First, define $|K|$ as a subset of $[0,1]^{S}$ consisting of functions $t: S \rightarrow[0,1]$ satisfying the two conditions:
$$
\begin{aligned}
&\left\{s \in S: t_{s}>0\right\} \in K \\
&\sum_{s \in S} t_{s}=1
\end{aligned}
$$
Now think of the set of elements of $[0,1]^{S}$ with finite support as the direct limit of $[0,1]^{A}$ where $A$ ranges over finite subsets of $S$, and give that direct limit the induced topology. Now give $|K|$ the subspace topology.

I'm having trouble understanding the words 'finite support' and 'direct limit'.

Research
Finite support
I found this SE answer more or less easy to comprehend,

"It is convenient to say that a function that vanishes outside a set of finite measure has finite support and define its support
to be $\{x: \ f(x) \neq 0\}$".

My issues with this are:

*

*In the text from wiki , they say a set of elements with finite support.. but in the above it's about functions?

*Secondly, how can I think of finite measure? I haven't learned of measure theory yet. From reading this wiki, I am guessing the idea is a set of finite n-volume?

Direct limit
I more or less understood the idea given in "Direct limits of algebraic object" in the wiki here but I am having difficulties making it useful here.

*

*What does the unit interval raised to a set mean? (see first quoted text, $\left[ 0 ,1 \right]^A$ is mentioned)

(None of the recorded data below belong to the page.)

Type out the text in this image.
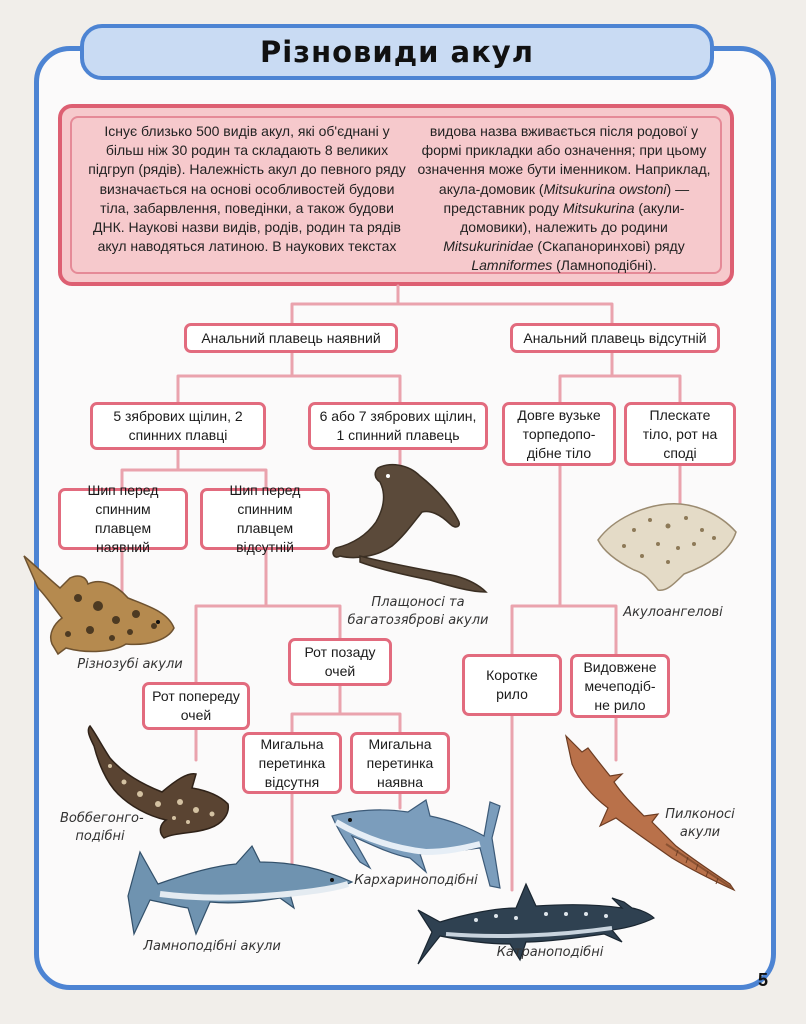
Різновиди акул
Існує близько 500 видів акул, які об'єднані у більш ніж 30 родин та складають 8 великих підгруп (рядів). Належність акул до певного ряду визначається на основі особливостей будови тіла, забарвлення, поведінки, а також будови ДНК. Наукові назви видів, родів, родин та рядів акул наводяться латиною. В наукових текстах
видова назва вживається після родової у формі прикладки або означення; при цьому означення може бути іменником. Наприклад, акула-домовик (Mitsukurina owstoni) — представник роду Mitsukurina (акули-домовики), належить до родини Mitsukurinidae (Скапаноринхові) ряду Lamniformes (Ламноподібні).
Анальний плавець наявний	Анальний плавець відсутній
5 зябрових щілин, 2 спинних плавці
6 або 7 зябрових щілин, 1 спинний плавець
Довге вузьке торпедопо-дібне тіло
Плескате тіло, рот на споді
Шип перед спинним плавцем наявний
Шип перед спинним плавцем відсутній
Рот позаду очей
Рот попереду очей
Коротке рило
Видовжене мечеподіб-не рило
Мигальна перетинка відсутня
Мигальна перетинка наявна
Плащоносі та багатозяброві акули
Акулоангелові
Різнозубі акули
Воббегонго-подібні
Кархаринoподібні
Пилконосі акули
Ламноподібні акули	Катранoподібні
5
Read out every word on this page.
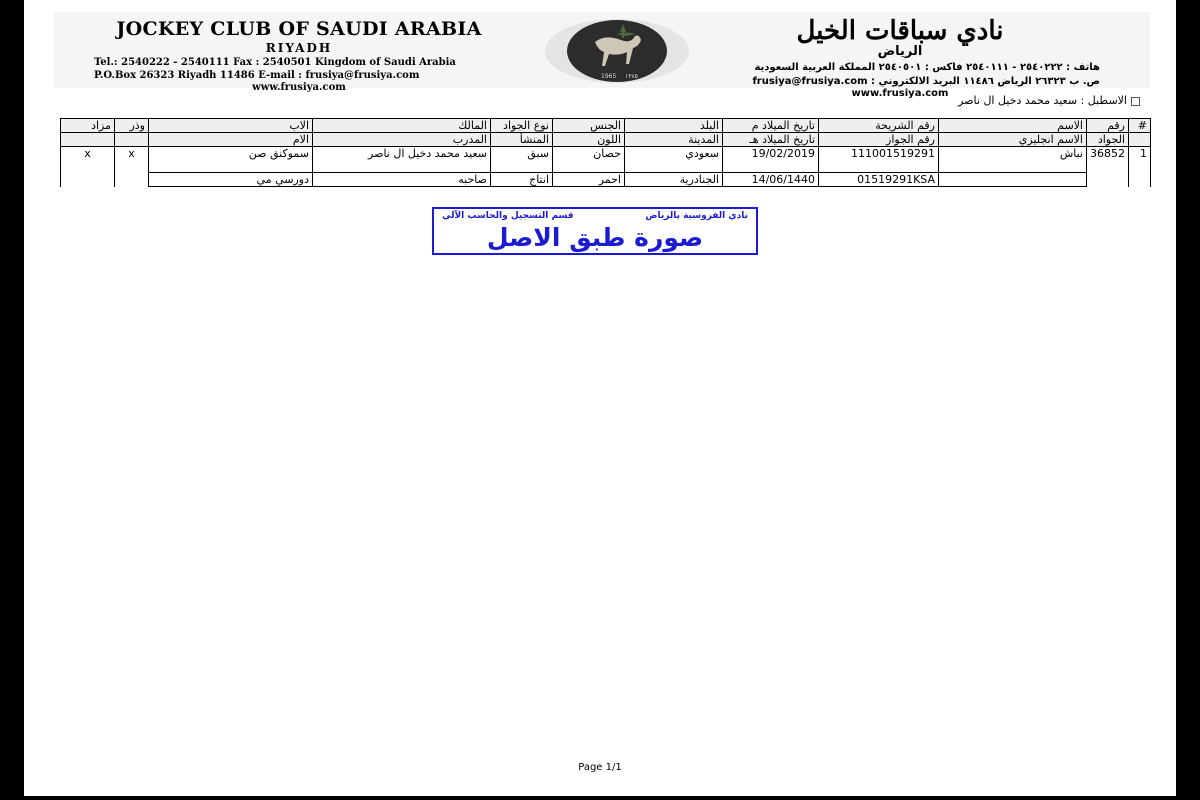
JOCKEY CLUB OF SAUDI ARABIA
RIYADH
Tel.: 2540222 - 2540111 Fax : 2540501 Kingdom of Saudi Arabia
P.O.Box 26323 Riyadh 11486 E-mail : frusiya@frusiya.com
www.frusiya.com
1965 ١٣٨٥
نادي سباقات الخيل
الرياض
هاتف : ٢٥٤٠٢٢٢ - ٢٥٤٠١١١ فاكس : ٢٥٤٠٥٠١ المملكة العربية السعودية
ص. ب ٢٦٣٢٣ الرياض ١١٤٨٦ البريد الالكتروني : frusiya@frusiya.com
www.frusiya.com
الاسطبل : سعيد محمد دخيل ال ناصر
#	رقم	الاسم	رقم الشريحة	تاريخ الميلاد م	البلد	الجنس	نوع الجواد	المالك	الاب	وذر	مزاد
	الجواد	الاسم انجليزي	رقم الجواز	تاريخ الميلاد هـ	المدينة	اللون	المنشأ	المدرب	الام		
1	36852	نباش	111001519291	19/02/2019	سعودي	حصان	سبق	سعيد محمد دخيل ال ناصر	سموكنق صن	x	x
			01519291KSA	14/06/1440	الجنادرية	احمر	انتاج	صاحبه	دورسي مي		
نادي الفروسية بالرياض
قسم التسجيل والحاسب الآلي
صورة طبق الاصل
Page 1/1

*I don't see any $f_{ij}$ or the Indexing set as shown in wiki , so it is not clear to me how if the mentioned section actually applies. How do I make it apply?

*If it is the wrong version of the definition that I am using, how can I understand what the direct limit means here?

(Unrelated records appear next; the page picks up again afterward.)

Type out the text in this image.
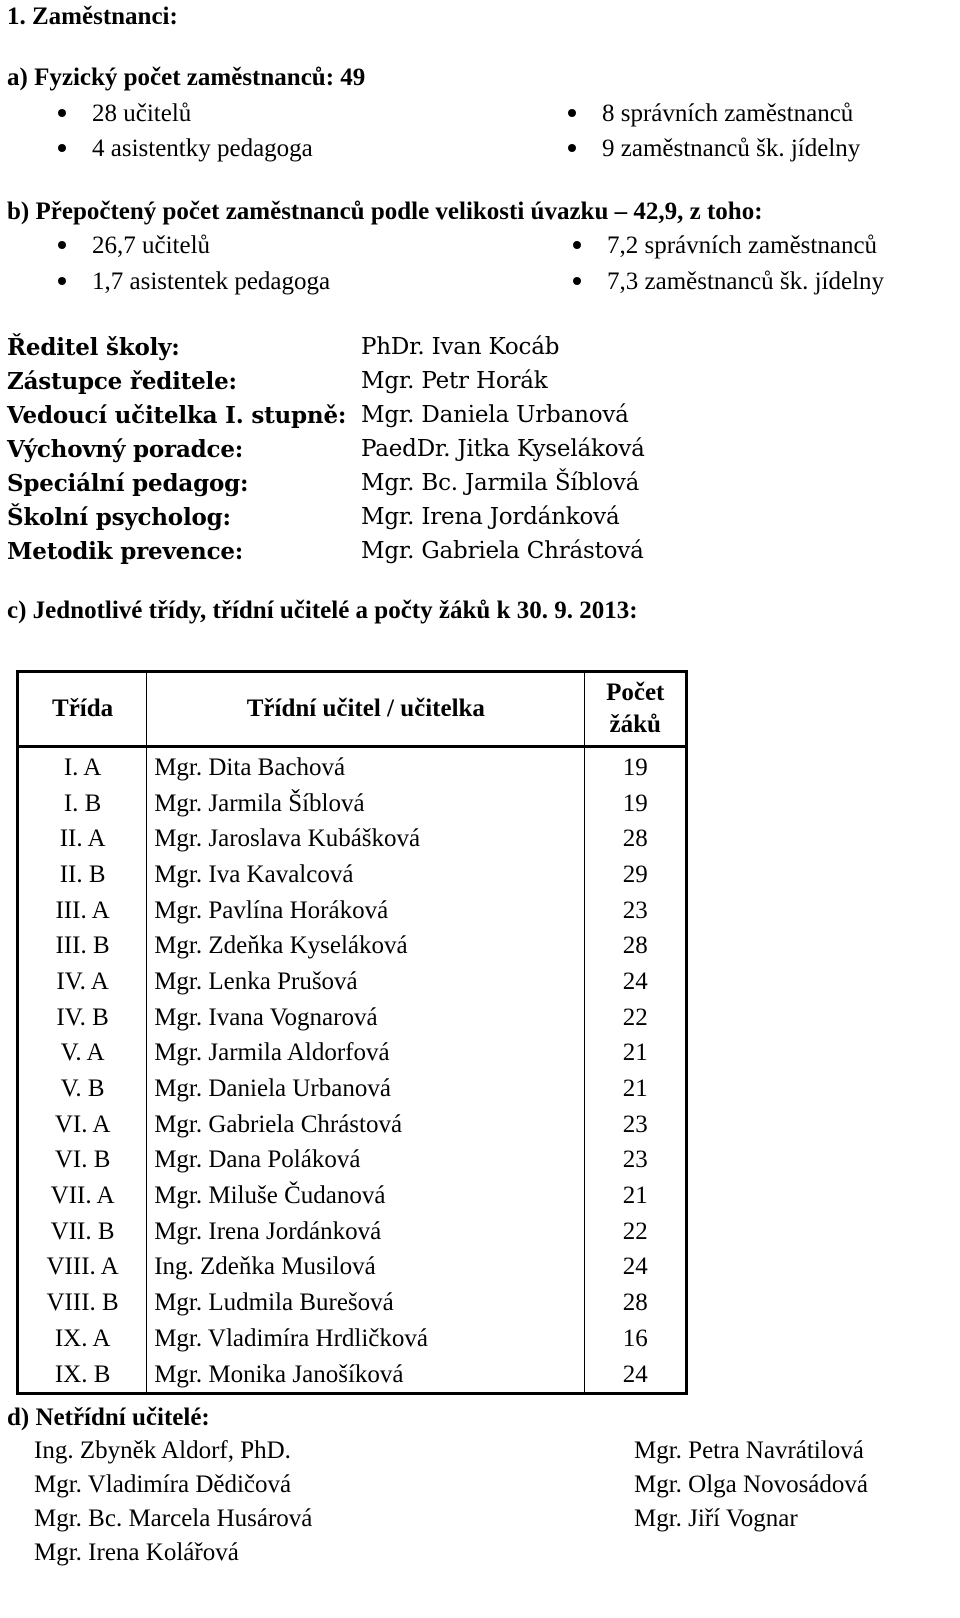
1. Zaměstnanci:
a) Fyzický počet zaměstnanců: 49
28 učitelů
4 asistentky pedagoga
8 správních zaměstnanců
9 zaměstnanců šk. jídelny
b) Přepočtený počet zaměstnanců podle velikosti úvazku – 42,9, z toho:
26,7 učitelů
1,7 asistentek pedagoga
7,2 správních zaměstnanců
7,3 zaměstnanců šk. jídelny
Ředitel školy:	PhDr. Ivan Kocáb
Zástupce ředitele:	Mgr. Petr Horák
Vedoucí učitelka I. stupně: Mgr. Daniela Urbanová
Výchovný poradce:	PaedDr. Jitka Kyseláková
Speciální pedagog:	Mgr. Bc. Jarmila Šíblová
Školní psycholog:	Mgr. Irena Jordánková
Metodik prevence:	Mgr. Gabriela Chrástová
c) Jednotlivé třídy, třídní učitelé a počty žáků k 30. 9. 2013:
Třída	Třídní učitel / učitelka	Počet
žáků
I. A	Mgr. Dita Bachová	19
I. B	Mgr. Jarmila Šíblová	19
II. A	Mgr. Jaroslava Kubášková	28
II. B	Mgr. Iva Kavalcová	29
III. A	Mgr. Pavlína Horáková	23
III. B	Mgr. Zdeňka Kyseláková	28
IV. A	Mgr. Lenka Prušová	24
IV. B	Mgr. Ivana Vognarová	22
V. A	Mgr. Jarmila Aldorfová	21
V. B	Mgr. Daniela Urbanová	21
VI. A	Mgr. Gabriela Chrástová	23
VI. B	Mgr. Dana Poláková	23
VII. A	Mgr. Miluše Čudanová	21
VII. B	Mgr. Irena Jordánková	22
VIII. A	Ing. Zdeňka Musilová	24
VIII. B	Mgr. Ludmila Burešová	28
IX. A	Mgr. Vladimíra Hrdličková	16
IX. B	Mgr. Monika Janošíková	24
d) Netřídní učitelé:
Ing. Zbyněk Aldorf, PhD.
Mgr. Vladimíra Dědičová
Mgr. Bc. Marcela Husárová
Mgr. Irena Kolářová
Mgr. Petra Navrátilová
Mgr. Olga Novosádová
Mgr. Jiří Vognar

Closing remarks and background
Could someone helped me with these questions , and if possible, give an intuitive explanation how the topology of simplicial complexes actually works in simple words?
I'm reading a Physics book and Simplicial Complexes was one of the mentioned ideas. I thought it was interesting and am trying to get more intuition for it.
 A: $[0,1]^S$ is the set of functions with domain $S$ with values in the set $[0,1]$. Saying that an element of that set has finite support is thus the same as saying it is a function of finite support, i.e. that it vanishes outside a set of finite measure.
A set having finite measure in this context means that it is finite. So a function having finite support, i.e. vanishing outside a set of finite measure, means that that the subset of the domain on which the function has a non-zero value is finite.
The set of fininte subsets of a set $A$, ordered under inclusion, is a directed partially ordered set: any finite subset is contained in itself and for any two finite subsets there is a finite subset containing both of them. Given finite subsets $I\subseteq J\subseteq A$, define $f_{IJ}\colon[0,1]^I\to[0,1]^J$ by $f_{IJ}(g)(x)=\begin{cases}g(x)&x\in I\newline 0&\text{otherwise}\end{cases}$ for $g\colon I\to[0,1]$. Evidently, $f_{JK}\circ f_{IJ}=f_{IK}$ and $f_{II}=\mathrm{id}_{[0,1]^I}$. Thus $f_{IJ}$ define a directed system.
The directed limit of the above directed system can be identified with the set of functions $A\to[0,1]$ that have finite support.

An abstract simplicial complex is a collection of finite subsets of a set $S$, called abstract simplices, with the property that any subset of a finite subset in the collection is also in the collection.
Every point of the geometric realization $K$ of a simplicial complex can be written as a convex linear combination of elements of an abstract simplex, and uniquely so as a combination with non-zero coefficients.
In other words, $K$ may be identified with $[0,1]$-valued functions on the set $S$ of vertices, whose support (elements of the domain with non-zero values) is an abstract simplex, and whose total sum is $1$.
An open set in the topology is explicitly given by collections of open subsets $U_I\subseteq[0,1]^I$ for each abstract simplex $I$ satisfying $U_I=f_{IJ}^{-1}(U_J)$. In the case where each abstract simplex is contained in a maximal simplex, this is the same as giving a family of open subsets, one for each maximal simplex, that agree on their intersections.